Wednesday, October 1, 2008

"I'll have a large DI with fries."

We've been looking at Differentiated Instruction (DI) for the last few mornings. And our discussions have led us to ask a range of questions:
Is DI an option or a necessity?
Is it a new "flavour of the month"? a bolt-on strategy?
Is it part of best/exemplary practice?
Is it something that teachers are already doing, (even if they are not using the DI label)?


Differentiated Instruction is about how we meet the needs of our students. But what do we mean by "needs"? Here's a list of areas where our students show diversity, where they have a range of needs.* Take a look and see what you have noticed in your classes.

  • Cognitive abilities
  • Confidence in learning
  • Cultural/ethnic influences
  • Gender influences
  • How students value learning
  • Interest in the subject you teach
  • Learning pace
  • Learning styles (visual, spatial, auditory, tactile, kinesthetic, etc.)
  • Readiness
  • Socioeconomic and family characteristics
(* From Differentiated Assessment for Middle and High School Classrooms by Deborah Blaz: [Link] PDF)

Which of these areas has become/is becoming an issue for you in your instruction? Which do you feel you address well? What resources are you using to help you meet these needs? What expectations do you encounter?

2 comments:

Ms. Panas said...

As I take my first conscious steps into DI, I'm finding that they need to be small steps. The list in the blog entry is overwhelming. I cannot attend to all those differences at once, at least not right now. For one thing, many of them are very difficult to determine--and may even be somewhat ethically challenging. For example, is it ethical for me to ask what my students' cultural backgrounds are? Even if I know their backgrounds, does that mean that all my South Asian students, for example, share the assumed values of that particular group? And how do those cultural values (if they are even correctly determined) impact their learning and my teaching?

It takes time and trust to get to know your students. I can do surveys on multiple intelligences and learning styles, or interest in the subject. But some of the other areas in the list require in-depth knowledge of my students: I may need to do research, or some kind of interview or survey, to find out how my students value learning, or their socioeconomic/family characteristics.

So for now I am sticking to those things which I can most easily determine and which most clearly link to my teaching--their learning styles and types of intelligences.

Is anyone else trying to determine some of those other items on the list? Or am I going about it the wrong way, assuming that I need individual student knowledge when a more general understanding would do?

Joanne

Anonymous said...

I believe it is key for us to know off these other areas and to consider in our planning some diversity to met some of the generalizations. In the summer course, I noted that in their introductions that sushi and chocolate were the two favourite food choices. My partner who I introduced had Mexican as their choice. Through the next three days, I noticed no one brought chocolate. So Thursday I delivered chocolate nachos for snack. I couldn't remember exactly who loved chocolate but knew that it was a point of contact with many.

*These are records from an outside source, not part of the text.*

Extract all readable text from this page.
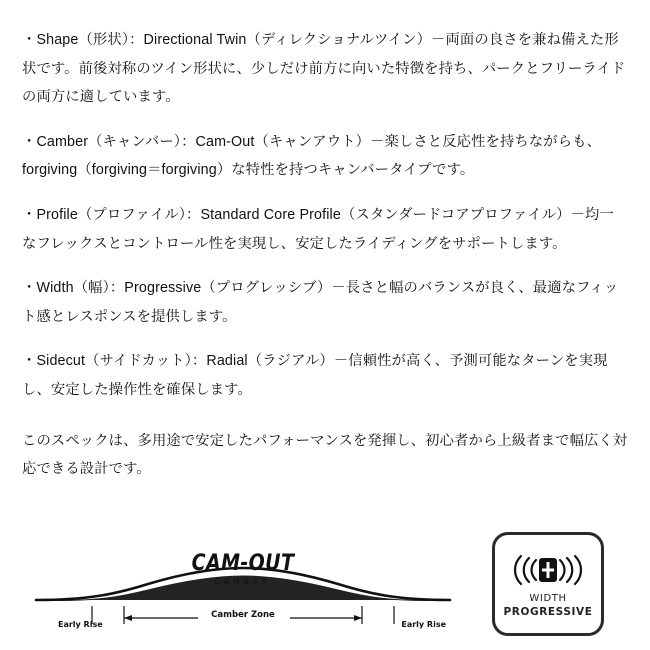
・Shape（形状）：Directional Twin（ディレクショナルツイン）－両面の良さを兼ね備えた形状です。前後対称のツイン形状に、少しだけ前方に向いた特徴を持ち、パークとフリーライドの両方に適しています。
・Camber（キャンバー）：Cam-Out（キャンアウト）－楽しさと反応性を持ちながらも、forgiving（forgiving＝forgiving）な特性を持つキャンバータイプです。
・Profile（プロファイル）：Standard Core Profile（スタンダードコアプロファイル）－均一なフレックスとコントロール性を実現し、安定したライディングをサポートします。
・Width（幅）：Progressive（プログレッシブ）－長さと幅のバランスが良く、最適なフィット感とレスポンスを提供します。
・Sidecut（サイドカット）：Radial（ラジアル）－信頼性が高く、予測可能なターンを実現し、安定した操作性を確保します。

このスペックは、多用途で安定したパフォーマンスを発揮し、初心者から上級者まで幅広く対応できる設計です。

CAM-OUT
CAMBER
Early Rise
Camber Zone
Early Rise
WIDTH
PROGRESSIVE
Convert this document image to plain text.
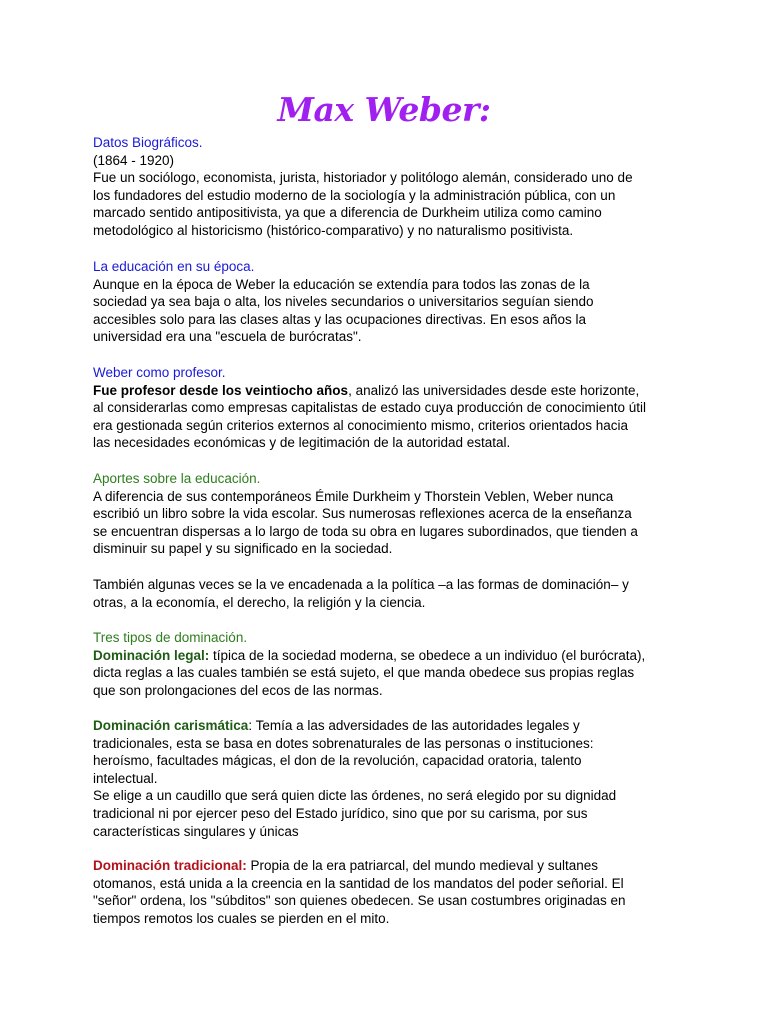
Max Weber:

Datos Biográficos.

(1864 - 1920)

Fue un sociólogo, economista, jurista, historiador y politólogo alemán, considerado uno de

los fundadores del estudio moderno de la sociología y la administración pública, con un

marcado sentido antipositivista, ya que a diferencia de Durkheim utiliza como camino

metodológico al historicismo (histórico-comparativo) y no naturalismo positivista.

La educación en su época.

Aunque en la época de Weber la educación se extendía para todos las zonas de la

sociedad ya sea baja o alta, los niveles secundarios o universitarios seguían siendo

accesibles solo para las clases altas y las ocupaciones directivas. En esos años la

universidad era una "escuela de burócratas".

Weber como profesor.

Fue profesor desde los veintiocho años, analizó las universidades desde este horizonte,

al considerarlas como empresas capitalistas de estado cuya producción de conocimiento útil

era gestionada según criterios externos al conocimiento mismo, criterios orientados hacia

las necesidades económicas y de legitimación de la autoridad estatal.

Aportes sobre la educación.

A diferencia de sus contemporáneos Émile Durkheim y Thorstein Veblen, Weber nunca

escribió un libro sobre la vida escolar. Sus numerosas reflexiones acerca de la enseñanza

se encuentran dispersas a lo largo de toda su obra en lugares subordinados, que tienden a

disminuir su papel y su significado en la sociedad.

También algunas veces se la ve encadenada a la política –a las formas de dominación– y

otras, a la economía, el derecho, la religión y la ciencia.

Tres tipos de dominación.

Dominación legal: típica de la sociedad moderna, se obedece a un individuo (el burócrata),

dicta reglas a las cuales también se está sujeto, el que manda obedece sus propias reglas

que son prolongaciones del ecos de las normas.

Dominación carismática: Temía a las adversidades de las autoridades legales y

tradicionales, esta se basa en dotes sobrenaturales de las personas o instituciones:

heroísmo, facultades mágicas, el don de la revolución, capacidad oratoria, talento

intelectual.

Se elige a un caudillo que será quien dicte las órdenes, no será elegido por su dignidad

tradicional ni por ejercer peso del Estado jurídico, sino que por su carisma, por sus

características singulares y únicas

Dominación tradicional: Propia de la era patriarcal, del mundo medieval y sultanes

otomanos, está unida a la creencia en la santidad de los mandatos del poder señorial. El

"señor" ordena, los "súbditos" son quienes obedecen. Se usan costumbres originadas en

tiempos remotos los cuales se pierden en el mito.
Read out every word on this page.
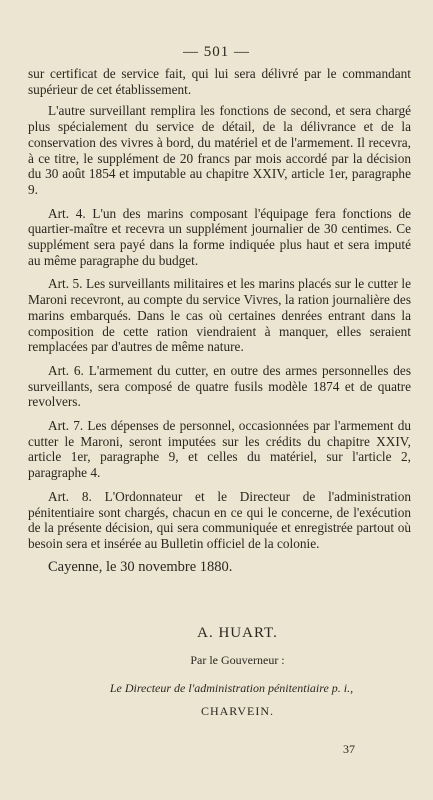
— 501 —

sur certificat de service fait, qui lui sera délivré par le commandant supérieur de cet établissement.

L'autre surveillant remplira les fonctions de second, et sera chargé plus spécialement du service de détail, de la délivrance et de la conservation des vivres à bord, du matériel et de l'armement. Il recevra, à ce titre, le supplément de 20 francs par mois accordé par la décision du 30 août 1854 et imputable au chapitre XXIV, article 1er, paragraphe 9.

Art. 4. L'un des marins composant l'équipage fera fonctions de quartier-maître et recevra un supplément journalier de 30 centimes. Ce supplément sera payé dans la forme indiquée plus haut et sera imputé au même paragraphe du budget.

Art. 5. Les surveillants militaires et les marins placés sur le cutter le Maroni recevront, au compte du service Vivres, la ration journalière des marins embarqués. Dans le cas où certaines denrées entrant dans la composition de cette ration viendraient à manquer, elles seraient remplacées par d'autres de même nature.

Art. 6. L'armement du cutter, en outre des armes personnelles des surveillants, sera composé de quatre fusils modèle 1874 et de quatre revolvers.

Art. 7. Les dépenses de personnel, occasionnées par l'armement du cutter le Maroni, seront imputées sur les crédits du chapitre XXIV, article 1er, paragraphe 9, et celles du matériel, sur l'article 2, paragraphe 4.

Art. 8. L'Ordonnateur et le Directeur de l'administration pénitentiaire sont chargés, chacun en ce qui le concerne, de l'exécution de la présente décision, qui sera communiquée et enregistrée partout où besoin sera et insérée au Bulletin officiel de la colonie.

Cayenne, le 30 novembre 1880.

A. HUART.
Par le Gouverneur :
Le Directeur de l'administration pénitentiaire p. i.,
CHARVEIN.
37
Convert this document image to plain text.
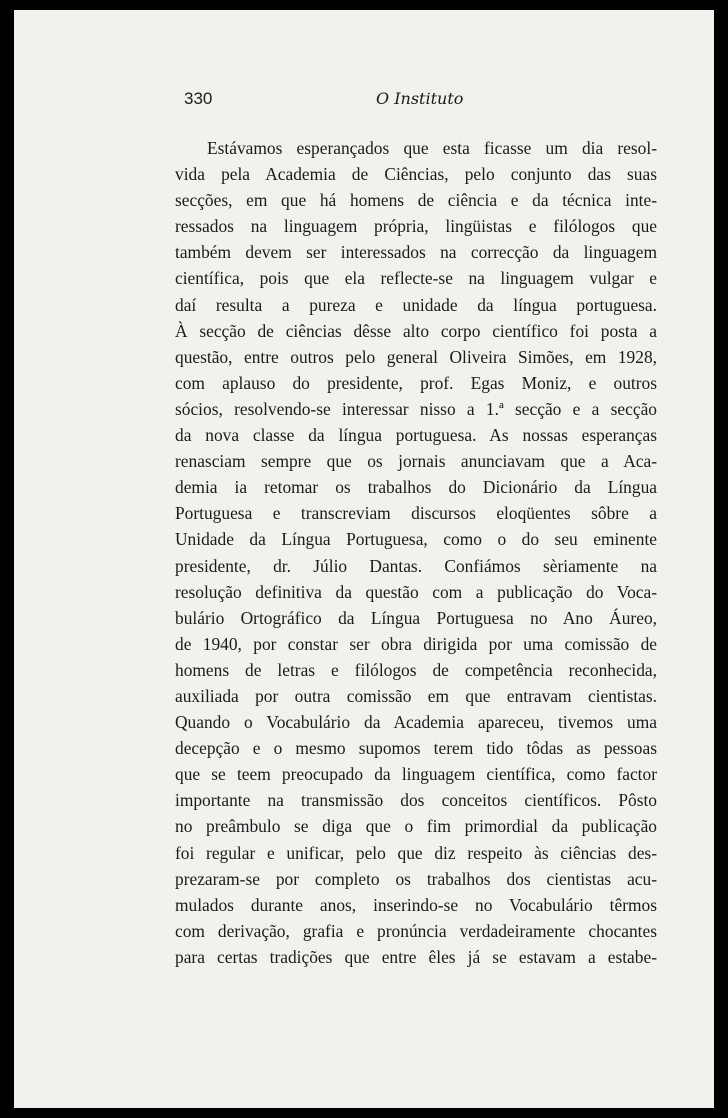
330	O Instituto
Estávamos esperançados que esta ficasse um dia resol-
vida pela Academia de Ciências, pelo conjunto das suas
secções, em que há homens de ciência e da técnica inte-
ressados na linguagem própria, lingüistas e filólogos que
também devem ser interessados na correcção da linguagem
científica, pois que ela reflecte-se na linguagem vulgar e
daí resulta a pureza e unidade da língua portuguesa.
À secção de ciências dêsse alto corpo científico foi posta a
questão, entre outros pelo general Oliveira Simões, em 1928,
com aplauso do presidente, prof. Egas Moniz, e outros
sócios, resolvendo-se interessar nisso a 1.ª secção e a secção
da nova classe da língua portuguesa. As nossas esperanças
renasciam sempre que os jornais anunciavam que a Aca-
demia ia retomar os trabalhos do Dicionário da Língua
Portuguesa e transcreviam discursos eloqüentes sôbre a
Unidade da Língua Portuguesa, como o do seu eminente
presidente, dr. Júlio Dantas. Confiámos sèriamente na
resolução definitiva da questão com a publicação do Voca-
bulário Ortográfico da Língua Portuguesa no Ano Áureo,
de 1940, por constar ser obra dirigida por uma comissão de
homens de letras e filólogos de competência reconhecida,
auxiliada por outra comissão em que entravam cientistas.
Quando o Vocabulário da Academia apareceu, tivemos uma
decepção e o mesmo supomos terem tido tôdas as pessoas
que se teem preocupado da linguagem científica, como factor
importante na transmissão dos conceitos científicos. Pôsto
no preâmbulo se diga que o fim primordial da publicação
foi regular e unificar, pelo que diz respeito às ciências des-
prezaram-se por completo os trabalhos dos cientistas acu-
mulados durante anos, inserindo-se no Vocabulário têrmos
com derivação, grafia e pronúncia verdadeiramente chocantes
para certas tradições que entre êles já se estavam a estabe-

I also knew that my partner would be tickled that I'd remembered the Mexican angle. Snack time was energized and people were still talking about the chocolate nachos days later. I'd like to plan for these successes in my classes by knowing some of the general interests of a class and specific interests of individuals as they are uncovered. People respond so positively when they see we care to get to know them. Most of the other areas will be accessed through improved assessment practices. How can we be certain of readiness without pre-testing? How can we determine pacing without formative assessment and feedback? Journalling can help us assess the affective areas like confidence and valuing. In my math classes, I can plan on selecting problems that may be of cultural interest. Many of the others are also a matter of attention and increased awareness. We know our classes have two genders. Do we allow this to influence planning?